Having described the Tabernacle and its furnishings in the previous parashah, this one tells of the clothes of the priests and the different rituals that occurred in it. Each ritual had a special meaning. They were actions and symbols that should serve as a source of inspiration to the people. One of the rituals was the keeping of one of the menorah lights lit constantly.
Bar Kappara (around 200 CE) teaches this about the menorah: “The Holy One, blessed be He says (to every Jew): My candle is in your hand, as it is written: ‘For the candle is the precept and the Torah is light’ (Proverbs 6: 23), and your candle is in my hand, as it is written: ‘The candle of God is the soul of man’ (Proverbs 20:27). Take care of my candle and I will take care of your candle.” (Midrash Tehilim, Mizmor 18)

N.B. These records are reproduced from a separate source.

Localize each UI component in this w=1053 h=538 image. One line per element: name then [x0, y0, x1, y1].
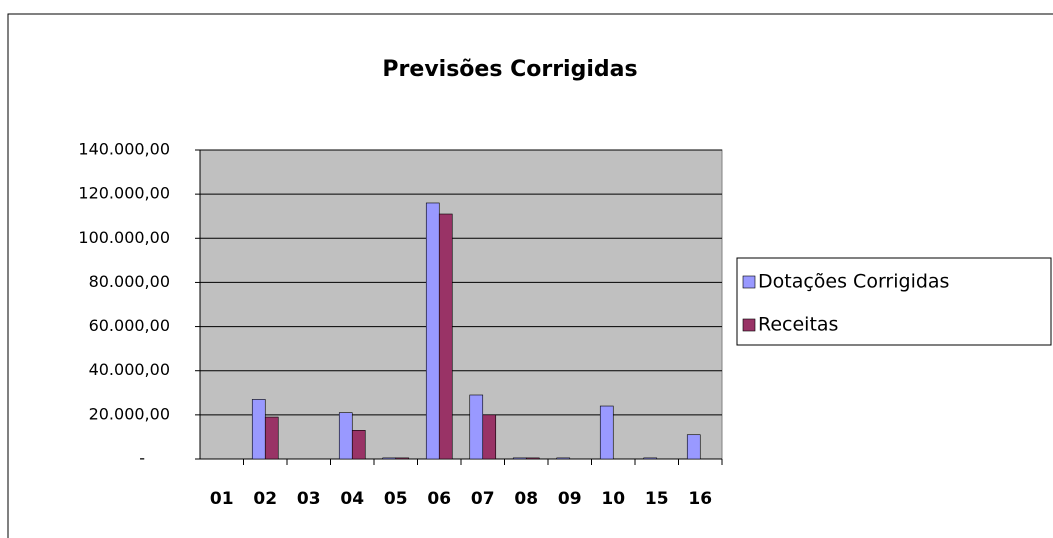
y-tick-label: 80.000,00 — [89, 272, 170, 291]
legend-label: Dotações Corrigidas — [758, 271, 949, 293]
bar — [482, 414, 497, 460]
bar — [556, 457, 571, 460]
bar — [251, 399, 266, 460]
x-tick-label: 03 — [297, 489, 321, 509]
x-tick-label: 05 — [384, 489, 408, 509]
y-tick-label: 120.000,00 — [78, 184, 170, 203]
y-tick-label: 40.000,00 — [89, 360, 170, 379]
bar — [438, 213, 453, 460]
bar — [686, 434, 701, 460]
chart-title: Previsões Corrigidas — [382, 57, 637, 82]
x-tick-label: 08 — [514, 489, 538, 509]
x-tick-label: 01 — [210, 489, 234, 509]
x-tick-label: 02 — [253, 489, 277, 509]
bar — [425, 202, 440, 460]
bar — [469, 394, 484, 460]
x-tick-label: 15 — [645, 489, 669, 509]
x-tick-label: 04 — [340, 489, 364, 509]
bar — [351, 430, 366, 460]
y-tick-label: 60.000,00 — [89, 316, 170, 335]
bar — [512, 457, 527, 460]
legend — [736, 257, 1052, 346]
x-tick-label: 07 — [471, 489, 495, 509]
x-tick-label: 16 — [688, 489, 712, 509]
bar — [382, 457, 397, 460]
bar — [264, 416, 279, 460]
bar — [643, 457, 658, 460]
bar — [525, 457, 540, 460]
y-tick-label: 100.000,00 — [78, 228, 170, 247]
y-tick-label: - — [139, 449, 145, 468]
plot-area — [199, 149, 723, 460]
bar — [338, 412, 353, 460]
x-tick-label: 10 — [601, 489, 625, 509]
legend-label: Receitas — [758, 314, 838, 336]
legend-swatch — [742, 275, 756, 289]
x-tick-label: 06 — [427, 489, 451, 509]
x-tick-label: 09 — [558, 489, 582, 509]
y-tick-label: 140.000,00 — [78, 140, 170, 159]
legend-swatch — [742, 318, 756, 332]
bar — [599, 405, 614, 460]
bar — [395, 457, 410, 460]
y-tick-label: 20.000,00 — [89, 404, 170, 423]
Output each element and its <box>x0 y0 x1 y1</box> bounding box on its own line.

The menorah of the seven arms, described in the previous parashah, and whose lighting is described in it, is the oldest symbol associated with the people of Israel. It occupied a special place in the most important site of the Sanctuary. Its fire symbolized the spirituality that was to be found in the bosom of the people.
When the Romans decided to honor the general (later emperor) Titus for his victory over the Jews by destroying the Temple of Jerusalem in 70 C.E., they built a famous arch in the Forum in Rome. On one of its interior walls one finds a bas-relief of the victory parade of the Romans. In the center of it, the menorah is clearly portrayed as the greatest trophy taken from the Jews and their destroyed Temple. The sages explained that the menorah may have been taken from Israel, but not its fire, which continues to remain in the hearts of the people and needs continually to be preserved.